Last week, the Associated Press’ (AP) commercial photography arm, AP Images, launched a new service and a new revenue stream. The new Editorial Assignment Service offers other news organisations the chance to hire out its photojournalists to cover events for their reporting.
(Read more about the launch on the British Journal of Photography’s site and Photo Archive News.)
Twenty-five AP photographers are available via the assignment service and the images on display on the marketing site are great quality. For the AP it’s a new source of revenue and use of existing resources to create a money-making service; for other news organisations – as far as the agency is hoping – it could be a labour-saving device, allowing them to outsource work on far-flung or one-off assignments.
I’m thinking in particular of local media and newspapers here. Many of whom are already AP members in the US – some of whom have left the agency as a results of increased membership fees. Much is made of multimedia and the potential of online publishing platforms to mix words with rich images and more.
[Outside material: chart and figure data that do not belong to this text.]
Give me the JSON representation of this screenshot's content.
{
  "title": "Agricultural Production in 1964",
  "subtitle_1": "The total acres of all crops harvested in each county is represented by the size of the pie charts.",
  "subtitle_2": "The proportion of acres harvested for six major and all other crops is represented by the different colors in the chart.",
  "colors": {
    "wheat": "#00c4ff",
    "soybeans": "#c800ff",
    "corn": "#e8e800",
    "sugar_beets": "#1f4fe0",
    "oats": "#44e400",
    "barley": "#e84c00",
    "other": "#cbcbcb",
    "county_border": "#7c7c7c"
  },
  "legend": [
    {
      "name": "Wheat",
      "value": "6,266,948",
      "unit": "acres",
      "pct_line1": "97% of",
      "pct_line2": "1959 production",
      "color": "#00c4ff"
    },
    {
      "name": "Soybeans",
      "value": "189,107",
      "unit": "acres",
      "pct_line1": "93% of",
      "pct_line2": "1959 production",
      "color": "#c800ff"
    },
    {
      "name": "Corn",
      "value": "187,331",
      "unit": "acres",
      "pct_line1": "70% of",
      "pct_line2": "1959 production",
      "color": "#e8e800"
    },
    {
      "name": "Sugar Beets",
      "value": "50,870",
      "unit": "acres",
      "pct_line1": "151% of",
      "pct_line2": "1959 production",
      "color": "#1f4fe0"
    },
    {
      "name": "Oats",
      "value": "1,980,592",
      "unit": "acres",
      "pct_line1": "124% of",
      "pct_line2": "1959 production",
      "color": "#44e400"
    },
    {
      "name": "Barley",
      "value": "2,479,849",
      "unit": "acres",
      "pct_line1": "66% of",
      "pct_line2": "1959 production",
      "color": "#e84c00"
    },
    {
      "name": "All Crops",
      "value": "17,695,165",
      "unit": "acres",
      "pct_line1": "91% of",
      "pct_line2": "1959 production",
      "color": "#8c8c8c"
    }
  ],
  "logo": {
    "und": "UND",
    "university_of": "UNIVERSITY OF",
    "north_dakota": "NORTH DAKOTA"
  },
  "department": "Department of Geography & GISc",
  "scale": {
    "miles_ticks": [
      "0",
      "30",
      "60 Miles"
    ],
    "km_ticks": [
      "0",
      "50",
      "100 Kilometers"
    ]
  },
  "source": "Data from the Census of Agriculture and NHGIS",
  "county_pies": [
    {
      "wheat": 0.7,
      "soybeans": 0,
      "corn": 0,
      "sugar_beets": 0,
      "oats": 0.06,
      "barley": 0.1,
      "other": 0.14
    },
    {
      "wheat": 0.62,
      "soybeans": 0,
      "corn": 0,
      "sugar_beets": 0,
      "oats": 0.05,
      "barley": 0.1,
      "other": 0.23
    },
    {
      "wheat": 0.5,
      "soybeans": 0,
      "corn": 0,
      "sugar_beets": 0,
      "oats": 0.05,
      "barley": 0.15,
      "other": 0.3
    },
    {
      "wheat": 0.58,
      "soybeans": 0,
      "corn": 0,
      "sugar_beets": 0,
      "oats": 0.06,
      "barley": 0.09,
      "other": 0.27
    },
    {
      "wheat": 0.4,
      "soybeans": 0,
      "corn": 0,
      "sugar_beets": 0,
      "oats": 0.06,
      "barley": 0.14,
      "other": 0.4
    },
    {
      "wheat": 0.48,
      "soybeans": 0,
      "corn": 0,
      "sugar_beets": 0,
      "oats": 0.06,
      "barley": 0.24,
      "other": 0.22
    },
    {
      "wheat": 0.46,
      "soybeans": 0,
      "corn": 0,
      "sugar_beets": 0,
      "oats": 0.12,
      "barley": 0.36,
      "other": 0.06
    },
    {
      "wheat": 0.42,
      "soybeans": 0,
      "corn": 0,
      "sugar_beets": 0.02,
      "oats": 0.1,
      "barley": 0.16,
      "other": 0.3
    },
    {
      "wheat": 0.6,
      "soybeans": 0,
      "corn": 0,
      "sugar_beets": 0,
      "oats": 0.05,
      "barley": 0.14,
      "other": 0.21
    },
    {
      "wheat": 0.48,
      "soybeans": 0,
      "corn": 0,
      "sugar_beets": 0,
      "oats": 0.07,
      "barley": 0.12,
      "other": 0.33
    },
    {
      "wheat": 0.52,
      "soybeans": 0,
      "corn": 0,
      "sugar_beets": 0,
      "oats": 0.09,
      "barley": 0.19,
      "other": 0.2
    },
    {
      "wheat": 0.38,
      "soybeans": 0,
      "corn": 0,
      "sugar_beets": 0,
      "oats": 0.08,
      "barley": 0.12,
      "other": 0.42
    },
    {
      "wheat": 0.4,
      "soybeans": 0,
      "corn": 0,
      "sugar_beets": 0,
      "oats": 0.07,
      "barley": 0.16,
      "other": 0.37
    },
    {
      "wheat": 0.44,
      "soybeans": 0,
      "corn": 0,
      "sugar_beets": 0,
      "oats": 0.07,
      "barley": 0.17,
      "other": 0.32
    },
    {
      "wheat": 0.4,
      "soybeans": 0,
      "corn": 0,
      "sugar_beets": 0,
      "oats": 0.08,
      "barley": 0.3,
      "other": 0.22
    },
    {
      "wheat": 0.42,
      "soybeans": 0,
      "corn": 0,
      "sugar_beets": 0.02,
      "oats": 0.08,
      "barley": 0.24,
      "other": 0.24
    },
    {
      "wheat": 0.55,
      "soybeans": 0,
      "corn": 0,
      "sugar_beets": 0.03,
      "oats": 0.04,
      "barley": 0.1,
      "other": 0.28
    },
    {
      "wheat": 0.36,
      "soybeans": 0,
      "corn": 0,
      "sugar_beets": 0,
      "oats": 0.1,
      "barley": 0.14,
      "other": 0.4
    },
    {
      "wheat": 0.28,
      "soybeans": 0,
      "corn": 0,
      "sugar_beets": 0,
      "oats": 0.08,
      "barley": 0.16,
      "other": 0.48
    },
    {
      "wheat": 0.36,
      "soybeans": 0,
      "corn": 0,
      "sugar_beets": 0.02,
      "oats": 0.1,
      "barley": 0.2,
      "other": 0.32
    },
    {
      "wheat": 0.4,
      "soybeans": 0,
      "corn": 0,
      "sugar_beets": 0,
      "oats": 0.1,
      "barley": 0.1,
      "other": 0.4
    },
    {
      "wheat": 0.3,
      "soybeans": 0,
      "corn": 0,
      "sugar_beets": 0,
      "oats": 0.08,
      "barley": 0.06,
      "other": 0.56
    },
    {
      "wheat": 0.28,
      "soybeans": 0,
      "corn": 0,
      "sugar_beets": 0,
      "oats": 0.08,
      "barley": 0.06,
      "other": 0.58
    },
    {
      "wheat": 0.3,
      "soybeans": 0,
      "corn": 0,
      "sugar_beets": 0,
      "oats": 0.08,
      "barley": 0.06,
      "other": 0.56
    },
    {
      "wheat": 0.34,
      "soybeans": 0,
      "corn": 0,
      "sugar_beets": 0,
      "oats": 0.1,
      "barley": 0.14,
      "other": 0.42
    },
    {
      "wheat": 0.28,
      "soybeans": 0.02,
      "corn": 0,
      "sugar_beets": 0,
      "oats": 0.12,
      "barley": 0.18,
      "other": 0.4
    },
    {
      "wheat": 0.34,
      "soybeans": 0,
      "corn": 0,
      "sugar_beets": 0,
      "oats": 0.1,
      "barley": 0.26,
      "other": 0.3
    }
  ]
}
But where do images from the field stand on a local or regional newsroom’s budget at a time of cuts/limited financial resources?
Some such news organisations are turning photo departments into visual departments – adding video to images – and creating their own money-making products by putting these desks at the heart of the newsroom. US newspaper the Star-Ledger and its website NJ.com is now generating revenue from specialist coverage of local events, in particular high-school sports, and as such video and images remains high on the agenda.
While outsourcing could bring a greater range of images to some news sites and free organisations from the labour of obtaining them, the local knowledge and understanding of an audience can’t be outsourced or replaced by the AP. Local media outlets wanting stronger visuals would do well to develop their own rather than outsource and build products for both a multimedia and potentially commercial end.